RUGBY Si Toulouse abritera bien des matchs de la Coupe du monde 2023 en France, le Stadium reste un handicap

Nicolas Stival

— 

Le Stadium de Toulouse n'a plus accueilli l'équipe de France depuis le test-match contre lesSamoa, le 12 novembre 2016.
Le Stadium de Toulouse n'a plus accueilli l'équipe de France depuis le test-match contre lesSamoa, le 12 novembre 2016. — M. Medina / AFP
  • Toulouse sera l’une des neuf villes hôtes de la Coupe du monde de rugby organisée par la France en 2023.
  • Le Stadium accueillera quatre ou cinq matchs de poule.
  • Mais l’enceinte de 33.150 places, la plus petite de la compétition, condamne la capitale du rugby français à vivre les phases finales de loin. Elle doit aussi subir des travaux afin d’être prête pour l’événement.

Dans le « mundillo » du rugby, le supporteur du Stade Toulousain n’a pas la réputation d’avoir la victoire modeste. A sa décharge, sa fierté s’appuie sur un palmarès inégalé : 20 titres de champion de France et quatre Coupes d’Europe. Géante du rugby français, la capitale d’Occitanie apparaît en revanche comme l’un des parents pauvres de la Coupe du monde programmée en France du 8 septembre au 21 octobre 2023. En cause : son stade, propriété de la métropole qui, avec ses 33.150 places, affiche la plus petite capacité des neuf villes hôtes.

« Le Stadium disqualifie la candidature de Toulouse pour les phases finales », explique clairement Claude Atcher, le directeur général de l’événement. Les quarts, demies et finales seront la chasse gardée des grosses enceintes, à Lyon (59.000 places), Marseille (67.400) et au Stade de France (81.300), Jolie consolation : Atcher assure réfléchir à l’octroi d’un cinquième match de poule sur l’île du Ramier, soit un de plus qu’initialement prévu ou que lors du Mondial 2007 (il y en avait eu deux au cours de l’édition 1999).

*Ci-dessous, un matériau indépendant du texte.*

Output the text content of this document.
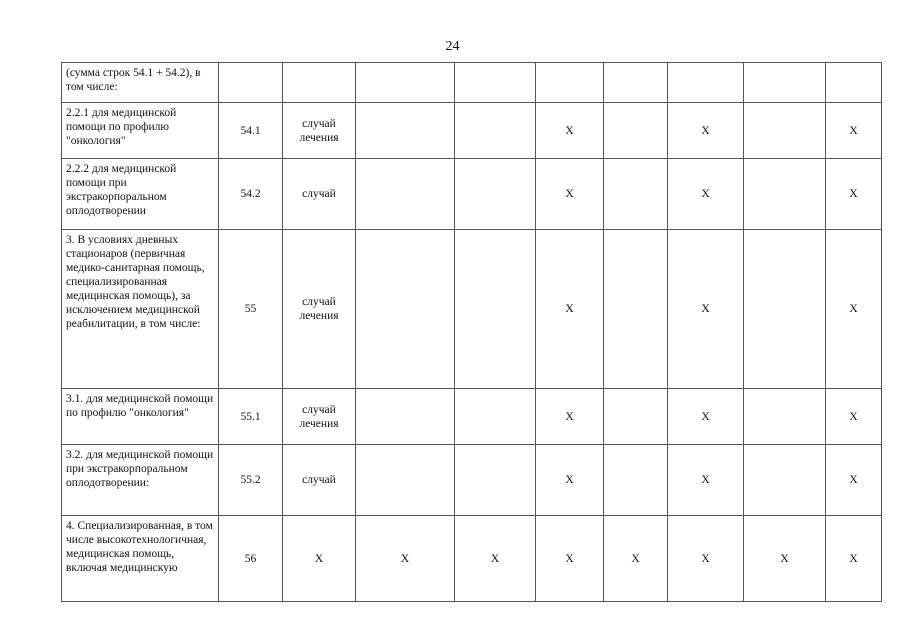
24
(сумма строк 54.1 + 54.2), в том числе:									
2.2.1 для медицинской помощи по профилю "онкология"	54.1	случай лечения			X		X		X
2.2.2 для медицинской помощи при экстракорпоральном оплодотворении	54.2	случай			X		X		X
3. В условиях дневных стационаров (первичная медико-санитарная помощь, специализированная медицинская помощь), за исключением медицинской реабилитации, в том числе:	55	случай лечения			X		X		X
3.1. для медицинской помощи по профилю "онкология"	55.1	случай лечения			X		X		X
3.2. для медицинской помощи при экстракорпоральном оплодотворении:	55.2	случай			X		X		X
4. Специализированная, в том числе высокотехнологичная, медицинская помощь, включая медицинскую	56	X	X	X	X	X	X	X	X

Un match de préparation du XV de France prévu à Toulouse

Les All Blacks ou les Bleus fouleront l’herbe habituelle du TFC (et plus rarement du Stade Toulousain) pendant la compétition. Le XV de Fabien Galthié doit aussi venir y jouer un match d’ici le début de la Coupe du monde, toujours selon le DG de France 2023, longtemps en bisbilles avec les autorités locales autour de la capacité de Toulouse à accueillir un tel événement.

La menace un moment brandie de priver de Mondial 2023 la capitale nationale du rugby (plus pour faire pression qu’autre chose) n’a pas été mise en application. Mais il reste du travail avant de satisfaire aux normes de World Rugby, l’exigeante fédération internationale.

La Beaujoire de Nantes a aussi besoin de travaux

« Il y a deux stades qui doivent faire l’objet de travaux pérennes, pris en charge par les collectivités locales », reprend Atcher. Il s’agit de la Beaujoire à Nantes et, bien entendu, du Stadium. « Il y a besoin de rafraîchir l’accueil, de revoir les écrans géants, le Wi-Fi [qui brille par son absence dans l’écrin haut-garonnais]… »

Sous-dimensionnée pour accueillir les plus belles affiches des événements sportifs internationaux, la quatrième ville de France devrait rester dans cette situation très longtemps : l’époque n’est pas aux investissements publics pharaoniques dans ce secteur. De toute manière, le pouvoir d’attraction du TFC, principal club hôte du Stadium et relégué en Ligue 2, ne les justifie pas.

Mais l’essentiel est ailleurs pour les différents acteurs du dossier : la Coupe du monde de rugby 2023 passera bien par Toulouse. Pour connaître les quatre ou cinq affiches qui s’y joueront, il faudra encore patienter jusqu’à l’annonce du calendrier des matchs, le 15 janvier 2021. Le tirage au sort des poules aura lieu le 30 novembre prochain.